Load some samples onto your pads and start jamming.
Load some samples onto your pads and start jamming.

The Akai MPC series of sampler workstations, originally designed by electronic drum guru Roger Linn, are instruments of legend in the hip-hop community. Their responsive pads and classic swing grooves made them perfect for beat-makers, who would dissect samples from records, map them out across the pads, then sequence patterns on the fly.

This type of pad-based jamming can be replicated with a regular drum sampler plugin. Begin by mapping out a handful of melodic samples over different pads, then tune and roughly level each one. By punching out riff ideas with a MIDI keyboard or pad controller, a basic combination of samples can be auditioned in time with your beat and bass groove. Each sample can be reversed, enveloped or edited individually. If any samples don't fit the bill, simply scroll through your samples folder to find another.
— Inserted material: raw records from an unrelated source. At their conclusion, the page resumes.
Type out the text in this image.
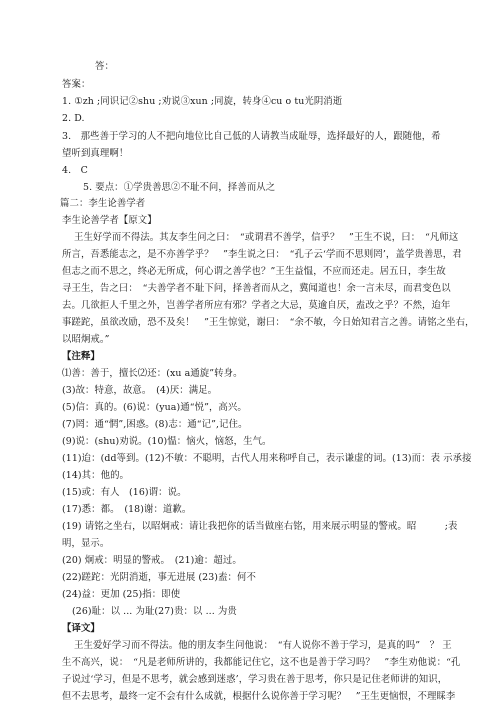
答：
答案：
1. ①zh ;同识记②shu ;劝说③xun ;同旋，转身④cu o tu光阴消逝
2. D.
3.　那些善于学习的人不把向地位比自己低的人请教当成耻辱，选择最好的人，跟随他，希
望听到真理啊！
4.　C
5. 要点：①学贵善思②不耻不问，择善而从之
篇二：李生论善学者
李生论善学者【原文】
王生好学而不得法。其友李生问之曰：　“或谓君不善学，信乎？　”王生不说，曰：　“凡师这
所言，吾悉能志之，是不亦善学乎？　”李生说之曰：　“孔子云‘学而不思则罔’，盖学贵善思，君
但志之而不思之，终必无所成，何心谓之善学也？”王生益愠，不应而还走。居五日，李生故
寻王生，告之曰：　“夫善学者不耻下问，择善者而从之，冀闻道也！余一言未尽，而君变色以
去。几欲拒人千里之外，岂善学者所应有邪？学者之大忌，莫逾自厌，盍改之乎？不然，迨年
事蹉跎，虽欲改励，恐不及矣！　”王生惊觉，谢曰：　“余不敏，今日始知君言之善。请铭之坐右，
以昭炯戒。”
【注释】
⑴善：善于，擅长⑵还：(xu a通旋”转身。
(3)故：特意，故意。　(4)厌：满足。
(5)信：真的。(6)说：(yua)通“悦”，高兴。
(7)罔：通“惘”,困惑。(8)志：通“记”,记住。
(9)说：(shu)劝说。(10)愠：恼火，恼怒，生气。
(11)迨：(dd等到。(12)不敏：不聪明，古代人用来称呼自己，表示谦虚的词。(13)而：表 示承接
(14)其：他的。
(15)或：有人　(16)谓：说。
(17)悉：都。　(18)谢：道歉。
(19) 请铭之坐右，以昭炯戒：请让我把你的话当做座右铭，用来展示明显的警戒。昭　　　;表
明，显示。
(20) 炯戒：明显的警戒。　(21)逾：超过。
(22)蹉跎：光阴消逝，事无进展 (23)盍：何不
(24)益：更加 (25)指：即使
(26)耻：以 ... 为耻(27)贵：以 ... 为贵
【译文】
王生爱好学习而不得法。他的朋友李生问他说：　“有人说你不善于学习，是真的吗”　？ 王
生不高兴，说：　“凡是老师所讲的，我都能记住它，这不也是善于学习吗？　”李生劝他说：“孔
子说过‘学习，但是不思考，就会感到迷惑’，学习贵在善于思考，你只是记住老师讲的知识，
但不去思考，最终一定不会有什么成就，根据什么说你善于学习呢？　”王生更恼恨，不理睬李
With the accompanying audio examples, you'll hear our basic groove and piano stabs slowly develop into a collage of keys, vocal chops and samples.

Step 1: A stuttering, sample-based hook would suit this bare hip-hop groove, so we open a drum sampler (NI's Battery 4) and load a selection of stab samples across several pads. Our sampler's mixer channel is sent to a short reverb, which will place the sounds in the same 'room'.

Step 2: It's quick and easy to come across a starting point for a riff, simply by cycling through sounds in our samples folder while jamming notes on a MIDI keyboard. A few basic piano stabs are recorded in, with a longer harp sample slotting in between.

Step 3: The piano needs more treble, so a second high-passed piano hit is layered over the first. Battery 4's master saturation and limiting effects are applied, dirtying up the various samples and helping them sound like they all emerge from the same 'sampled' source.

Step 4: A small vocal chop, guitar hit and other stabs are recorded in around the main hits. These new elements are treated in different ways; most are layered with other pitched-down sounds, reversed, stuttered and filtered to help them fit together in the mix.

Step 5: Once the main groove has been created, a final edit section is crafted by pitching down duplicate copies of the harp and vocal. To make the most of this change, we mute the drums and bass for the final beat of the track, isolating the new melodic elements.

Step 6: EQ is applied to Battery 4's output - a first instance removes bloated mid frequencies, then a second device lifts up the high-mid and treble ranges. For unity and levelling, liberal analogue-style compression slams the sounds together even more.